Thanks again Anna. Apart from not seeing the VPA that week, I think my problems were largely to do with lack of patience and a ‘loss aversion’ having moved to real money.
One of the main reasons i gave up programming EAs was that i gradually learnt how different signals are appropriate to different days, weeks or months in the market. And that is also partly about depth of understanding in the fundamentals. I’m not a complete novice about the fundamentals but i’m looking forward to your angle on it in “A Three Dimensional Approach to Forex Trading” which should arrive right after Easter 🙂
I cannot find where to post on annacoulling.com. Would it help if i post the following (or any of the previous questions) on your Youtube channel?
I really think i could gain a lot from an increase in appreciation of the subtleties of S&R zones, what i’m preferring to call ‘stickiness’ at the moment. It would be invaluable to me if you have time, to hear in your experience, what is it that most weakens S&R zones? One factor is presumably the market simply spending time away from a zone and how far away that is; as i understand it, because the big money would remove orders and stops from there and take losses or profits on trades opened there.
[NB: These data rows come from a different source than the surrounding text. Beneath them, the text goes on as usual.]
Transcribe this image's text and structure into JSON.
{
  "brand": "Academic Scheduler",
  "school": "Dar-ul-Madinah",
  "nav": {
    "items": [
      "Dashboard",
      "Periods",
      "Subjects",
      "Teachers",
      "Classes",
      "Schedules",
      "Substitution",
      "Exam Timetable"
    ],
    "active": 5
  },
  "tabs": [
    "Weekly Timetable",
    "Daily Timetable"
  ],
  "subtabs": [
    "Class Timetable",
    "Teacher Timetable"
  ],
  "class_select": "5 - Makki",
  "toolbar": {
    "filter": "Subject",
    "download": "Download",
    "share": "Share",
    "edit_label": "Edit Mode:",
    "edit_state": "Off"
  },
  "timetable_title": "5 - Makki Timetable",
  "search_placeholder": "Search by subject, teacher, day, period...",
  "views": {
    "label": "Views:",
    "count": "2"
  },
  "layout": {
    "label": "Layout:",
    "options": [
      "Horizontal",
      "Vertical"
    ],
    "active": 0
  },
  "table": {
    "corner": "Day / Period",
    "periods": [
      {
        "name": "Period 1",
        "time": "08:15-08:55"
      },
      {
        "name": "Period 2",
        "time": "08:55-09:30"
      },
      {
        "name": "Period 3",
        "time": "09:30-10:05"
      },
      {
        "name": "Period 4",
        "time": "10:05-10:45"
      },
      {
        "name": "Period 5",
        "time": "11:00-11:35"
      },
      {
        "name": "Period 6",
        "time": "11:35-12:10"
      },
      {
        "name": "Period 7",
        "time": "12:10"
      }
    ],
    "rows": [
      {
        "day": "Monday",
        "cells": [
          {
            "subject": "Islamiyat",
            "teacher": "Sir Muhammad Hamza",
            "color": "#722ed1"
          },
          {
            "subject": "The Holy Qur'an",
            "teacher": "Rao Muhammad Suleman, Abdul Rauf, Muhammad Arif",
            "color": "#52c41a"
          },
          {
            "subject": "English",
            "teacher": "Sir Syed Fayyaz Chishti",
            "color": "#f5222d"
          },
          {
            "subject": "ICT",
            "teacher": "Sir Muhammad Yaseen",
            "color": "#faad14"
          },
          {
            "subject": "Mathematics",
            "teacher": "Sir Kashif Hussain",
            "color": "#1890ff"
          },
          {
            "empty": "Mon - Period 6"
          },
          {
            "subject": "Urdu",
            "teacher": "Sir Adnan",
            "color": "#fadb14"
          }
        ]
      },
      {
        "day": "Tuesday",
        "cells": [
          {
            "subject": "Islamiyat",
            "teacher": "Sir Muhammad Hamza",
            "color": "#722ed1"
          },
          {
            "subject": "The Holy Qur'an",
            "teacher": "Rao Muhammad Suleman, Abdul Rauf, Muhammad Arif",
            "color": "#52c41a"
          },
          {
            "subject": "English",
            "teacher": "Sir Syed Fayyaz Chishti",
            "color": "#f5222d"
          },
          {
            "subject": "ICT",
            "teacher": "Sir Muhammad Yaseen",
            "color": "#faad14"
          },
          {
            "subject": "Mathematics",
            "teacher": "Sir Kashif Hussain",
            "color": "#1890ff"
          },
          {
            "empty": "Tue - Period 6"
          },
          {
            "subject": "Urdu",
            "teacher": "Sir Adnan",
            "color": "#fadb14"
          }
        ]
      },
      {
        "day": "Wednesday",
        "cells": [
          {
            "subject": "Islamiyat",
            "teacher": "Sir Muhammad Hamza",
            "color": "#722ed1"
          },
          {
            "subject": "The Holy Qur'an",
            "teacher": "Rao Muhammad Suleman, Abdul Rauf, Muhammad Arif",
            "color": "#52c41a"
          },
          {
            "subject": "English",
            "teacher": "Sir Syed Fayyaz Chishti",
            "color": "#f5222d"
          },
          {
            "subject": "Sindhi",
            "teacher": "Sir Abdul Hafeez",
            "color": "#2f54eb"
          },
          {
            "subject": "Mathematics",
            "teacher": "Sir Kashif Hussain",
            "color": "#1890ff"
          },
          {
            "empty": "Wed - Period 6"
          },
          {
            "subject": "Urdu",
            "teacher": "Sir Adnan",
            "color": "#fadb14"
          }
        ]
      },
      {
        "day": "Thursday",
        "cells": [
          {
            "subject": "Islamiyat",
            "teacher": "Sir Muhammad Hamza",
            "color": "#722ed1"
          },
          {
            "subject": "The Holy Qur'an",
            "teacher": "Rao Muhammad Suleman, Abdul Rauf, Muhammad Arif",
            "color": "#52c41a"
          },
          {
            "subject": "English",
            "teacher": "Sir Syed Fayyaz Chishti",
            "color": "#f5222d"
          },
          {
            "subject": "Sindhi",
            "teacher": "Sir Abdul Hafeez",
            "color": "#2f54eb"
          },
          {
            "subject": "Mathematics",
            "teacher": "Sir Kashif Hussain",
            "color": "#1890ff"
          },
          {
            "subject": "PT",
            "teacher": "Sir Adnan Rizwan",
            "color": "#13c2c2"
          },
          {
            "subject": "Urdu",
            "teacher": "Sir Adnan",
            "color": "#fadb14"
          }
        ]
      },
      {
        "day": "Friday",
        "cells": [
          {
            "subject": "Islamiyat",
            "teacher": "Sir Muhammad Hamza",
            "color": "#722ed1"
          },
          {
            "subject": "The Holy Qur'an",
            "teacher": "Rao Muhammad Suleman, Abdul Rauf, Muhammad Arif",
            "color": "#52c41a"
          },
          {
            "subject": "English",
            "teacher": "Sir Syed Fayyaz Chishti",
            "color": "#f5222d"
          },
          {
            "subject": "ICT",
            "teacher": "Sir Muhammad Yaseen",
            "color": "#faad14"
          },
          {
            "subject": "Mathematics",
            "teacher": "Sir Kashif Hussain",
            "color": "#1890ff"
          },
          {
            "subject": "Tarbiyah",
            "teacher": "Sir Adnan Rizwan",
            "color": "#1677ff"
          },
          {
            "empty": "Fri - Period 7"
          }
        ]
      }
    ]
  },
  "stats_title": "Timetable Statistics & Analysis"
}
Can you offer any other insight in to what weakens these zones? How about when the price shoots through a zone? Or when it gradually grinds its way through a zone with steady high volume? Is that going to strengthen the zone or weaken it? I guess this partly relates to your warehouse analogy that i like so much. I’m reluctant to trust Level 2 data in answering this and would rather keep a multi-dimensional view on the current situation than get pulled off in to overly precise detail.
Any answer gratefully received as always Anna. No offence if you do not have time. You see so busy and it clarifies things for me just to write it anyway 🙂
All the best
Support and resistance is one of the cornerstones of volume price analysis, and is where trends are borne and created. Many traders become frustrated when markets move into congestion phases, but this is one of the most exciting times, and all you need is patience. Volume then provides the ‘three dimensional view’ of the price action, both during the phase itself, and also in any breakout and move away from these regions. Of course, seeing congestion with hindsight is easy, and so we have to develop ways to see the price action as it starts. This is where VPA comes to our aid, defining each move through the analysis of the price action and associated volume. A classic place to watch this is ahead of major news releases, where price action narrows, and volume declines dramatically. Here I use a simple pivots indicator which then describes the floor and ceiling for the region, dynamically. On the subsequent release of the news, price action explodes as does the volume which then validates the move. With regard to how far the market moves, this is always as issue, as on many occasions a breakout will occur, only for the support or resistance level to be tested once again before moving away. This is often called a fake out, but again volume will help to verify. This is all a question of judgment as there are no hard and fast rules. What we are looking for is a close of the candle or bar, well above or below the congestion phase, coupled with high volume, which then validates the move out and into the trend as it develops. Remember also that in any new trend, there is always likely to be a low volume test, so this this something to watch for as the price action develops.
This is fully explained in Forex For Beginners. In addition I also like to use a support and resistance indicator which again draws these lines dynamically. Finally don’t forget that support and resistance levels are also great places to locate any stop loss, as these are natural barriers of price protection created by the markets themselves – so why not use them!!